第1074章 他妥协了(2 / 2)

他们脸上没有担忧,没有心疼,没有一丝一毫的不忍。

只有钱到手的踏实,和对他生命的轻描淡写。

一辈子重男轻女,一辈子觉得儿子就是天,就是根。

他把所有的温柔、力气、积蓄,全都砸在了这两个儿子身上,把他们惯得好吃懒做、自私自利,眼里从来只有自己。

他以为,养儿防老,等他老了、病了,总有一口热汤、一句关心。

可现在,他身患绝症,拿着救命钱,他最亲的人,却在算计着怎么用他的命,换他们的媳妇和房子。

心不是一下子冷的。

是一点点、一寸寸,沉进无边无际的冰窖里。

比食道癌更疼的,是从骨头缝里渗出来的寒。

他张了张嘴,却再也发不出一点声音,只有眼泪毫无预兆地滚落,混着嘴角未干的血丝,一起砸在冰冷的地上。

原来这辈子掏心掏肺的疼,最后养出来的,是三把往他心上捅的刀。

章金山苦笑着摇了摇头,眼角的皱纹挤在一起,像被岁月揉皱的旧纸,连笑里都裹着化不开的无奈。

他的喉咙动了动,想辩解几句,却先被一阵尖锐的异物感扼住了喉咙,喉间涌上一股腥甜,他慌忙偏过头,捂着胸口干呕了几下,只咳出几口黏腻的唾沫。

那股从食管深处传来的灼痛,顺着胸骨一路蔓延到后背,疼得他肩膀都塌了下来。

他知道争也没用,自己这身子骨,打开春就垮了,先是吃馒头觉得噎得慌,后来连喝稀粥都要缓半天,如今这食管里像卡着块烧红的炭,连咽口水都带着疼,病殃殃的模样,连自己都瞧着碍眼。

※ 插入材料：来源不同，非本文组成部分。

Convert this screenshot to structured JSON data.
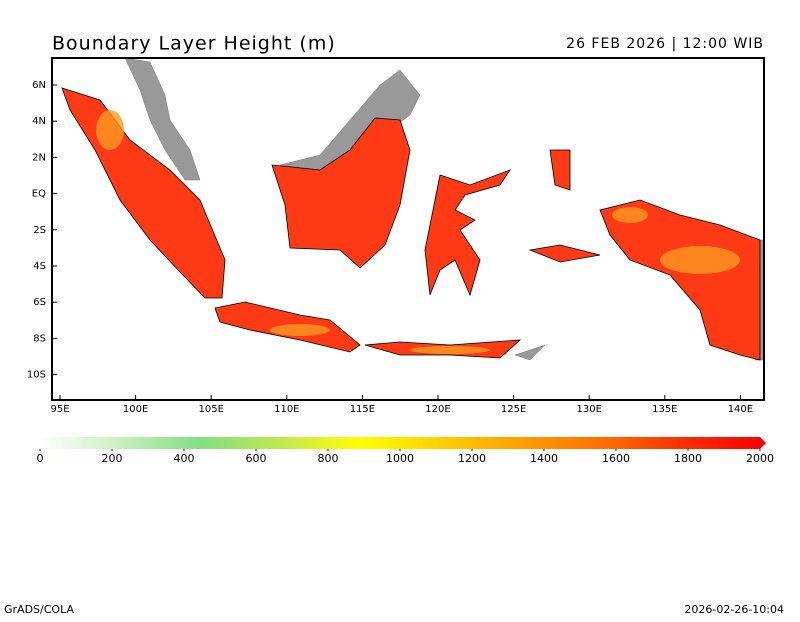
{
  "title": "Boundary Layer Height (m)",
  "valid_time": "26 FEB 2026 | 12:00 WIB",
  "lat_labels": [
    "6N",
    "4N",
    "2N",
    "EQ",
    "2S",
    "4S",
    "6S",
    "8S",
    "10S"
  ],
  "lon_labels": [
    "95E",
    "100E",
    "105E",
    "110E",
    "115E",
    "120E",
    "125E",
    "130E",
    "135E",
    "140E"
  ],
  "colorbar": {
    "lim": [
      0,
      2000
    ],
    "ticks": [
      0,
      200,
      400,
      600,
      800,
      1000,
      1200,
      1400,
      1600,
      1800,
      2000
    ],
    "colors": [
      "#ffffff",
      "#c8f0c0",
      "#80e080",
      "#c0e850",
      "#ffff00",
      "#ffd000",
      "#ffa000",
      "#ff7000",
      "#ff3000",
      "#ff0000"
    ]
  },
  "footer_left": "GrADS/COLA",
  "footer_right": "2026-02-26-10:04"
}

方才两个儿子你一言我一语地算计自己治病钱时,老伴不仅不帮自己主持公道,反而还向着他们,这让章金山的心里充满绝望和难受。

他妥协了,认了,认下这两个亲生儿子的算计,认下自己这把老骨头,终究是成了没人疼的累赘,连病痛的呻吟,都显得多余。

“爹,别磨蹭了,赶紧走,早回老家早了事。”二儿子章玉柱不耐烦地催促着,伸手拽了一把章金山的胳膊,力道没轻没重,刚好扯动了他胸口的痛处,章金山疼得龇了龇牙,喉间的灼痛骤然加剧,他佝偻着身子,半天没缓过气来,却没敢作声——他怕惹儿子们厌烦,更怕自己这副狼狈模样,让他们更嫌恶。

大儿子章玉梁皱着眉,语气也没好到哪儿去:

“就是,再晚就赶不上车了,动作麻溜点?”

浦慧珍扶着章金山的胳膊,语气平淡得像在说别人的事:

“走吧,跟着儿子们回去,死在家里总比死在医院强。”

章金山被两个儿子一左一右架着,脚步虚浮得像踩在棉花上,每走一步,食管里的灼痛就跟着扯动一下,喉咙里总像堵着什么东西,咽不下去也吐不出来,呼吸都带着滞涩的疼。

冷风灌进衣领,没吹到肺,反倒先刺激了喉咙,他忍不住干呕了几声,咳得眼眶都红了,两个儿子却像是没听见,只顾着招手拦出租车。